In the present study, di-nucleotide SSRs motifs AG, GA, GT, TG, CT and CA were used among which three positive and reproducible primers (based on GA, GT and AG motif) amplified distinct scorable number of bands (Table 2). Interestingly, IS-8 based on AG motif amplified more number of bands thus resulting in more coverage of the genome. Similar results have been reported in other medicinal plants like Swertia chirayita (Joshi and Dhawan, 2007) and Allium ampeloprasum (Gantait et al., 2010).

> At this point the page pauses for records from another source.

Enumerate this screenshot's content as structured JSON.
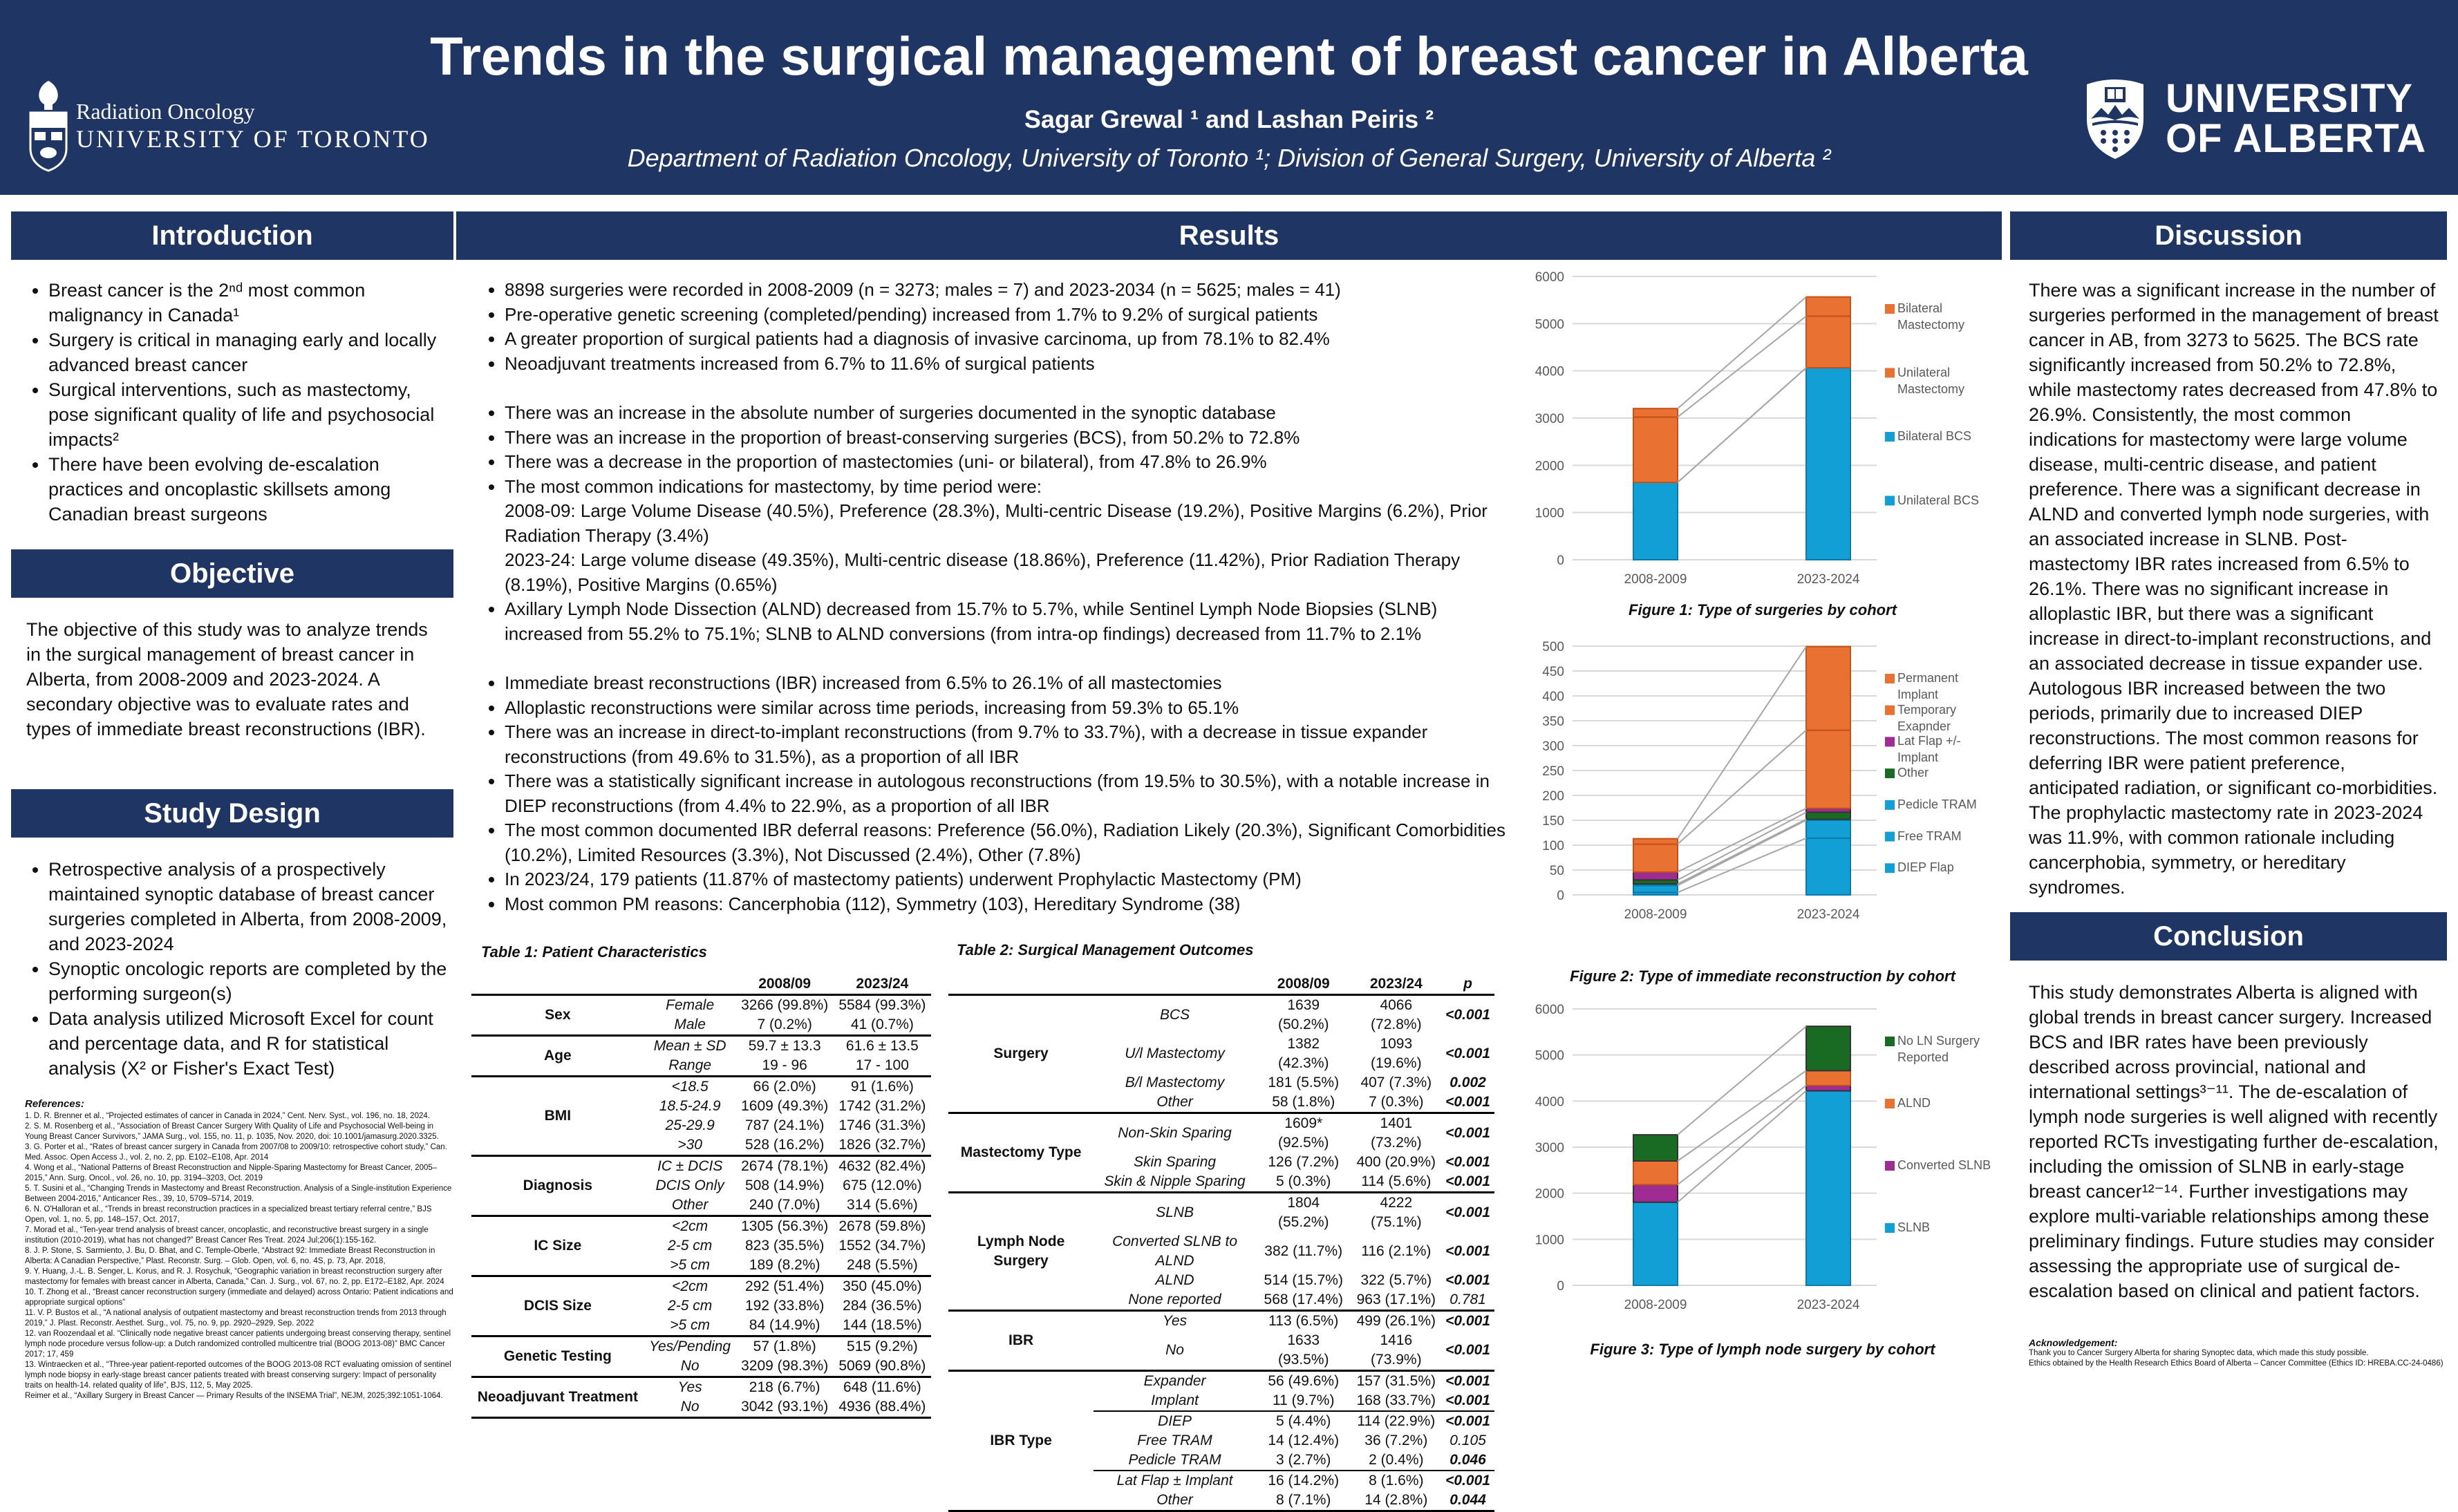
{
  "header": {
    "title": "Trends in the surgical management of breast cancer in Alberta",
    "authors": "Sagar Grewal ¹ and Lashan Peiris ²",
    "affiliations": "Department of Radiation Oncology, University of Toronto ¹; Division of General Surgery, University of Alberta ²",
    "logo_left_line1": "Radiation Oncology",
    "logo_left_line2": "UNIVERSITY OF TORONTO",
    "logo_right_line1": "UNIVERSITY",
    "logo_right_line2": "OF ALBERTA"
  },
  "colors": {
    "navy": "#1f3564",
    "blue": "#119fd6",
    "orange": "#e97132",
    "purple": "#a02b93",
    "green": "#196b24"
  },
  "introduction": {
    "heading": "Introduction",
    "bullets": [
      "Breast cancer is the 2ⁿᵈ most common malignancy in Canada¹",
      "Surgery is critical in managing early and locally advanced breast cancer",
      "Surgical interventions, such as mastectomy, pose significant quality of life and psychosocial impacts²",
      "There have been evolving de-escalation practices and oncoplastic skillsets among Canadian breast surgeons"
    ]
  },
  "objective": {
    "heading": "Objective",
    "text": "The objective of this study was to analyze trends in the surgical management of breast cancer in Alberta, from 2008-2009 and 2023-2024. A secondary objective was to evaluate rates and types of immediate breast reconstructions (IBR)."
  },
  "study_design": {
    "heading": "Study Design",
    "bullets": [
      "Retrospective analysis of a prospectively maintained synoptic database of breast cancer surgeries completed in Alberta, from 2008-2009, and 2023-2024",
      "Synoptic oncologic reports are completed by the performing surgeon(s)",
      "Data analysis utilized Microsoft Excel for count and percentage data, and R for statistical analysis (X² or Fisher's Exact Test)"
    ]
  },
  "references": {
    "heading": "References:",
    "items": [
      "1. D. R. Brenner et al., “Projected estimates of cancer in Canada in 2024,” Cent. Nerv. Syst., vol. 196, no. 18, 2024.",
      "2. S. M. Rosenberg et al., “Association of Breast Cancer Surgery With Quality of Life and Psychosocial Well-being in Young Breast Cancer Survivors,” JAMA Surg., vol. 155, no. 11, p. 1035, Nov. 2020, doi: 10.1001/jamasurg.2020.3325.",
      "3. G. Porter et al., “Rates of breast cancer surgery in Canada from 2007/08 to 2009/10: retrospective cohort study,” Can. Med. Assoc. Open Access J., vol. 2, no. 2, pp. E102–E108, Apr. 2014",
      "4. Wong et al., “National Patterns of Breast Reconstruction and Nipple-Sparing Mastectomy for Breast Cancer, 2005–2015,” Ann. Surg. Oncol., vol. 26, no. 10, pp. 3194–3203, Oct. 2019",
      "5. T. Susini et al., “Changing Trends in Mastectomy and Breast Reconstruction. Analysis of a Single-institution Experience Between 2004-2016,” Anticancer Res., 39, 10, 5709–5714, 2019.",
      "6. N. O'Halloran et al., “Trends in breast reconstruction practices in a specialized breast tertiary referral centre,” BJS Open, vol. 1, no. 5, pp. 148–157, Oct. 2017,",
      "7. Morad et al., “Ten-year trend analysis of breast cancer, oncoplastic, and reconstructive breast surgery in a single institution (2010-2019), what has not changed?” Breast Cancer Res Treat. 2024 Jul;206(1):155-162.",
      "8. J. P. Stone, S. Sarmiento, J. Bu, D. Bhat, and C. Temple-Oberle, “Abstract 92: Immediate Breast Reconstruction in Alberta: A Canadian Perspective,” Plast. Reconstr. Surg. – Glob. Open, vol. 6, no. 4S, p. 73, Apr. 2018,",
      "9. Y. Huang, J.-L. B. Senger, L. Korus, and R. J. Rosychuk, “Geographic variation in breast reconstruction surgery after mastectomy for females with breast cancer in Alberta, Canada,” Can. J. Surg., vol. 67, no. 2, pp. E172–E182, Apr. 2024",
      "10. T. Zhong et al., “Breast cancer reconstruction surgery (immediate and delayed) across Ontario: Patient indications and appropriate surgical options”",
      "11. V. P. Bustos et al., “A national analysis of outpatient mastectomy and breast reconstruction trends from 2013 through 2019,” J. Plast. Reconstr. Aesthet. Surg., vol. 75, no. 9, pp. 2920–2929, Sep. 2022",
      "12. van Roozendaal et al. “Clinically node negative breast cancer patients undergoing breast conserving therapy, sentinel lymph node procedure versus follow-up: a Dutch randomized controlled multicentre trial (BOOG 2013-08)” BMC Cancer 2017; 17, 459",
      "13. Wintraecken et al., “Three-year patient-reported outcomes of the BOOG 2013-08 RCT evaluating omission of sentinel lymph node biopsy in early-stage breast cancer patients treated with breast conserving surgery: Impact of personality traits on health-14. related quality of life”, BJS, 112, 5, May 2025.",
      "Reimer et al., “Axillary Surgery in Breast Cancer — Primary Results of the INSEMA Trial”, NEJM, 2025;392:1051-1064."
    ]
  },
  "results": {
    "heading": "Results",
    "bullets": [
      {
        "t": "8898 surgeries were recorded in 2008-2009 (n = 3273; males = 7) and 2023-2034 (n = 5625; males = 41)"
      },
      {
        "t": "Pre-operative genetic screening (completed/pending) increased from 1.7% to 9.2% of surgical patients"
      },
      {
        "t": "A greater proportion of surgical patients had a diagnosis of invasive carcinoma, up from 78.1% to 82.4%"
      },
      {
        "t": "Neoadjuvant treatments increased from 6.7% to 11.6% of surgical patients"
      },
      {
        "t": "",
        "k": "gap"
      },
      {
        "t": "There was an increase in the absolute number of surgeries documented in the synoptic database"
      },
      {
        "t": "There was an increase in the proportion of breast-conserving surgeries (BCS), from 50.2% to 72.8%"
      },
      {
        "t": "There was a decrease in the proportion of mastectomies (uni- or bilateral), from 47.8% to 26.9%"
      },
      {
        "t": "The most common indications for mastectomy, by time period were:"
      },
      {
        "t": "2008-09: Large Volume Disease (40.5%), Preference (28.3%), Multi-centric Disease (19.2%), Positive Margins (6.2%), Prior Radiation Therapy (3.4%)",
        "k": "cont"
      },
      {
        "t": "2023-24: Large volume disease (49.35%), Multi-centric disease (18.86%), Preference (11.42%), Prior Radiation Therapy (8.19%), Positive Margins (0.65%)",
        "k": "cont"
      },
      {
        "t": "Axillary Lymph Node Dissection (ALND) decreased from 15.7% to 5.7%, while Sentinel Lymph Node Biopsies (SLNB) increased from 55.2% to 75.1%; SLNB to ALND conversions (from intra-op findings) decreased from 11.7% to 2.1%"
      },
      {
        "t": "",
        "k": "gap"
      },
      {
        "t": "Immediate breast reconstructions (IBR) increased from 6.5% to 26.1% of all mastectomies"
      },
      {
        "t": "Alloplastic reconstructions were similar across time periods, increasing from 59.3% to 65.1%"
      },
      {
        "t": "There was an increase in direct-to-implant reconstructions (from 9.7% to 33.7%), with a decrease in tissue expander reconstructions (from 49.6% to 31.5%), as a proportion of all IBR"
      },
      {
        "t": "There was a statistically significant increase in autologous reconstructions (from 19.5% to 30.5%), with a notable increase in DIEP reconstructions (from 4.4% to 22.9%, as a proportion of all IBR"
      },
      {
        "t": "The most common documented IBR deferral reasons: Preference (56.0%), Radiation Likely (20.3%), Significant Comorbidities (10.2%), Limited Resources (3.3%), Not Discussed (2.4%), Other (7.8%)"
      },
      {
        "t": "In 2023/24, 179 patients (11.87% of mastectomy patients) underwent Prophylactic Mastectomy (PM)"
      },
      {
        "t": "Most common PM reasons: Cancerphobia (112), Symmetry (103), Hereditary Syndrome (38)"
      }
    ]
  },
  "table1": {
    "title": "Table 1: Patient Characteristics",
    "headers": [
      "",
      "",
      "2008/09",
      "2023/24"
    ],
    "groups": [
      {
        "name": "Sex",
        "rows": [
          [
            "Female",
            "3266 (99.8%)",
            "5584 (99.3%)"
          ],
          [
            "Male",
            "7 (0.2%)",
            "41 (0.7%)"
          ]
        ]
      },
      {
        "name": "Age",
        "rows": [
          [
            "Mean ± SD",
            "59.7 ± 13.3",
            "61.6 ± 13.5"
          ],
          [
            "Range",
            "19 - 96",
            "17 - 100"
          ]
        ]
      },
      {
        "name": "BMI",
        "rows": [
          [
            "<18.5",
            "66 (2.0%)",
            "91 (1.6%)"
          ],
          [
            "18.5-24.9",
            "1609 (49.3%)",
            "1742 (31.2%)"
          ],
          [
            "25-29.9",
            "787 (24.1%)",
            "1746 (31.3%)"
          ],
          [
            ">30",
            "528 (16.2%)",
            "1826 (32.7%)"
          ]
        ]
      },
      {
        "name": "Diagnosis",
        "rows": [
          [
            "IC ± DCIS",
            "2674 (78.1%)",
            "4632 (82.4%)"
          ],
          [
            "DCIS Only",
            "508 (14.9%)",
            "675 (12.0%)"
          ],
          [
            "Other",
            "240 (7.0%)",
            "314 (5.6%)"
          ]
        ]
      },
      {
        "name": "IC Size",
        "rows": [
          [
            "<2cm",
            "1305 (56.3%)",
            "2678 (59.8%)"
          ],
          [
            "2-5 cm",
            "823 (35.5%)",
            "1552 (34.7%)"
          ],
          [
            ">5 cm",
            "189 (8.2%)",
            "248 (5.5%)"
          ]
        ]
      },
      {
        "name": "DCIS Size",
        "rows": [
          [
            "<2cm",
            "292 (51.4%)",
            "350 (45.0%)"
          ],
          [
            "2-5 cm",
            "192 (33.8%)",
            "284 (36.5%)"
          ],
          [
            ">5 cm",
            "84 (14.9%)",
            "144 (18.5%)"
          ]
        ]
      },
      {
        "name": "Genetic Testing",
        "rows": [
          [
            "Yes/Pending",
            "57 (1.8%)",
            "515 (9.2%)"
          ],
          [
            "No",
            "3209 (98.3%)",
            "5069 (90.8%)"
          ]
        ]
      },
      {
        "name": "Neoadjuvant Treatment",
        "rows": [
          [
            "Yes",
            "218 (6.7%)",
            "648 (11.6%)"
          ],
          [
            "No",
            "3042 (93.1%)",
            "4936 (88.4%)"
          ]
        ]
      }
    ]
  },
  "table2": {
    "title": "Table 2: Surgical Management Outcomes",
    "headers": [
      "",
      "",
      "2008/09",
      "2023/24",
      "p"
    ],
    "groups": [
      {
        "name": "Surgery",
        "rows": [
          [
            "BCS",
            "1639 (50.2%)",
            "4066 (72.8%)",
            "<0.001"
          ],
          [
            "U/l Mastectomy",
            "1382 (42.3%)",
            "1093 (19.6%)",
            "<0.001"
          ],
          [
            "B/l Mastectomy",
            "181 (5.5%)",
            "407 (7.3%)",
            "0.002"
          ],
          [
            "Other",
            "58 (1.8%)",
            "7 (0.3%)",
            "<0.001"
          ]
        ]
      },
      {
        "name": "Mastectomy Type",
        "rows": [
          [
            "Non-Skin Sparing",
            "1609* (92.5%)",
            "1401 (73.2%)",
            "<0.001"
          ],
          [
            "Skin Sparing",
            "126 (7.2%)",
            "400 (20.9%)",
            "<0.001"
          ],
          [
            "Skin & Nipple Sparing",
            "5 (0.3%)",
            "114 (5.6%)",
            "<0.001"
          ]
        ]
      },
      {
        "name": "Lymph Node Surgery",
        "rows": [
          [
            "SLNB",
            "1804 (55.2%)",
            "4222 (75.1%)",
            "<0.001"
          ],
          [
            "Converted SLNB to ALND",
            "382 (11.7%)",
            "116 (2.1%)",
            "<0.001"
          ],
          [
            "ALND",
            "514 (15.7%)",
            "322 (5.7%)",
            "<0.001"
          ],
          [
            "None reported",
            "568 (17.4%)",
            "963 (17.1%)",
            "0.781"
          ]
        ]
      },
      {
        "name": "IBR",
        "rows": [
          [
            "Yes",
            "113 (6.5%)",
            "499 (26.1%)",
            "<0.001"
          ],
          [
            "No",
            "1633 (93.5%)",
            "1416 (73.9%)",
            "<0.001"
          ]
        ]
      },
      {
        "name": "IBR Type",
        "rows": [
          [
            "Expander",
            "56 (49.6%)",
            "157 (31.5%)",
            "<0.001"
          ],
          [
            "Implant",
            "11 (9.7%)",
            "168 (33.7%)",
            "<0.001"
          ],
          [
            "DIEP",
            "5 (4.4%)",
            "114 (22.9%)",
            "<0.001"
          ],
          [
            "Free TRAM",
            "14 (12.4%)",
            "36 (7.2%)",
            "0.105"
          ],
          [
            "Pedicle TRAM",
            "3 (2.7%)",
            "2 (0.4%)",
            "0.046"
          ],
          [
            "Lat Flap ± Implant",
            "16 (14.2%)",
            "8 (1.6%)",
            "<0.001"
          ],
          [
            "Other",
            "8 (7.1%)",
            "14 (2.8%)",
            "0.044"
          ]
        ]
      }
    ]
  },
  "chart_data": [
    {
      "type": "bar",
      "stacked": true,
      "title": "Figure 1: Type of surgeries by cohort",
      "categories": [
        "2008-2009",
        "2023-2024"
      ],
      "ylim": [
        0,
        6000
      ],
      "ytick_step": 1000,
      "grid": true,
      "legend": "right",
      "series": [
        {
          "name": "Unilateral BCS",
          "color": "#119fd6",
          "values": [
            1639,
            4066
          ]
        },
        {
          "name": "Bilateral BCS",
          "color": "#119fd6",
          "values": [
            0,
            0
          ]
        },
        {
          "name": "Unilateral Mastectomy",
          "color": "#e97132",
          "values": [
            1382,
            1093
          ]
        },
        {
          "name": "Bilateral Mastectomy",
          "color": "#e97132",
          "values": [
            181,
            407
          ]
        }
      ]
    },
    {
      "type": "bar",
      "stacked": true,
      "title": "Figure 2: Type of immediate reconstruction by cohort",
      "categories": [
        "2008-2009",
        "2023-2024"
      ],
      "ylim": [
        0,
        500
      ],
      "ytick_step": 50,
      "grid": true,
      "legend": "right",
      "series": [
        {
          "name": "DIEP Flap",
          "color": "#119fd6",
          "values": [
            5,
            114
          ]
        },
        {
          "name": "Free TRAM",
          "color": "#119fd6",
          "values": [
            14,
            36
          ]
        },
        {
          "name": "Pedicle TRAM",
          "color": "#119fd6",
          "values": [
            3,
            2
          ]
        },
        {
          "name": "Other",
          "color": "#196b24",
          "values": [
            8,
            14
          ]
        },
        {
          "name": "Lat Flap +/- Implant",
          "color": "#a02b93",
          "values": [
            16,
            8
          ]
        },
        {
          "name": "Temporary Exapnder",
          "color": "#e97132",
          "values": [
            56,
            157
          ]
        },
        {
          "name": "Permanent Implant",
          "color": "#e97132",
          "values": [
            11,
            168
          ]
        }
      ]
    },
    {
      "type": "bar",
      "stacked": true,
      "title": "Figure 3: Type of lymph node surgery by cohort",
      "categories": [
        "2008-2009",
        "2023-2024"
      ],
      "ylim": [
        0,
        6000
      ],
      "ytick_step": 1000,
      "grid": true,
      "legend": "right",
      "series": [
        {
          "name": "SLNB",
          "color": "#119fd6",
          "values": [
            1804,
            4222
          ]
        },
        {
          "name": "Converted SLNB",
          "color": "#a02b93",
          "values": [
            382,
            116
          ]
        },
        {
          "name": "ALND",
          "color": "#e97132",
          "values": [
            514,
            322
          ]
        },
        {
          "name": "No LN Surgery Reported",
          "color": "#196b24",
          "values": [
            568,
            963
          ]
        }
      ]
    }
  ],
  "discussion": {
    "heading": "Discussion",
    "text": "There was a significant increase in the number of surgeries performed in the management of breast cancer in AB, from 3273 to 5625. The BCS rate significantly increased from 50.2% to 72.8%, while mastectomy rates decreased from 47.8% to 26.9%. Consistently, the most common indications for mastectomy were large volume disease, multi-centric disease, and patient preference. There was a significant decrease in ALND and converted lymph node surgeries, with an associated increase in SLNB. Post-mastectomy IBR rates increased from 6.5% to 26.1%. There was no significant increase in alloplastic IBR, but there was a significant increase in direct-to-implant reconstructions, and an associated decrease in tissue expander use. Autologous IBR increased between the two periods, primarily due to increased DIEP reconstructions. The most common reasons for deferring IBR were patient preference, anticipated radiation, or significant co-morbidities. The prophylactic mastectomy rate in 2023-2024 was 11.9%, with common rationale including cancerphobia, symmetry, or hereditary syndromes."
  },
  "conclusion": {
    "heading": "Conclusion",
    "text": "This study demonstrates Alberta is aligned with global trends in breast cancer surgery. Increased BCS and IBR rates have been previously described across provincial, national and international settings³⁻¹¹. The de-escalation of lymph node surgeries is well aligned with recently reported RCTs investigating further de-escalation, including the omission of SLNB in early-stage breast cancer¹²⁻¹⁴. Further investigations may explore multi-variable relationships among these preliminary findings. Future studies may consider assessing the appropriate use of surgical de-escalation based on clinical and patient factors."
  },
  "acknowledgement": {
    "heading": "Acknowledgement:",
    "lines": [
      "Thank you to Cancer Surgery Alberta for sharing Synoptec data, which made this study possible.",
      "Ethics obtained by the Health Research Ethics Board of Alberta – Cancer Committee (Ethics ID: HREBA.CC-24-0486)"
    ]
  }
}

| Fig. 2: | Agarose gel electrophoresis of ISSR fragments of in vitro regenerated clones (C1-C2 from primary culture, C3-C5 from secondary culture) with their mother (P) showing monomorphic bands generated by (a) primer IS-6, (b) primer IS-7 and (c) primer IS-8. Lane M-50 bp ladder |
| Table 2: | List of primers with their sequences, anchoring, annealing temperature, mode of reaction, number and size of amplified fragments |
Aloe being a diploid with 2n = 14, it can be assumed that the limited number of bands which are produced by these ISSR primers would partially cover the genome. However, none of the primers showed any difference in the banding pattern. Considering the detected uniform morphological competence of the primary and long-term secondary culture in vitro along with the displayed monomorphic banding pattern, it can be suggested that in vitro regenerated clones maintained their genetic integrity.
CONCLUSION
The results revealed the significance of the protocol reported in this study. Shoot tip explants maintained their regeneration frequency with morphogenetic competence even after prolonged in vitro culture. So, this protocol proves it potentiality to save this species from extinction and facilitate germplasm conservation. Considering these characteristics, we suggest that the developed strategy can be adopted for other endangered species also.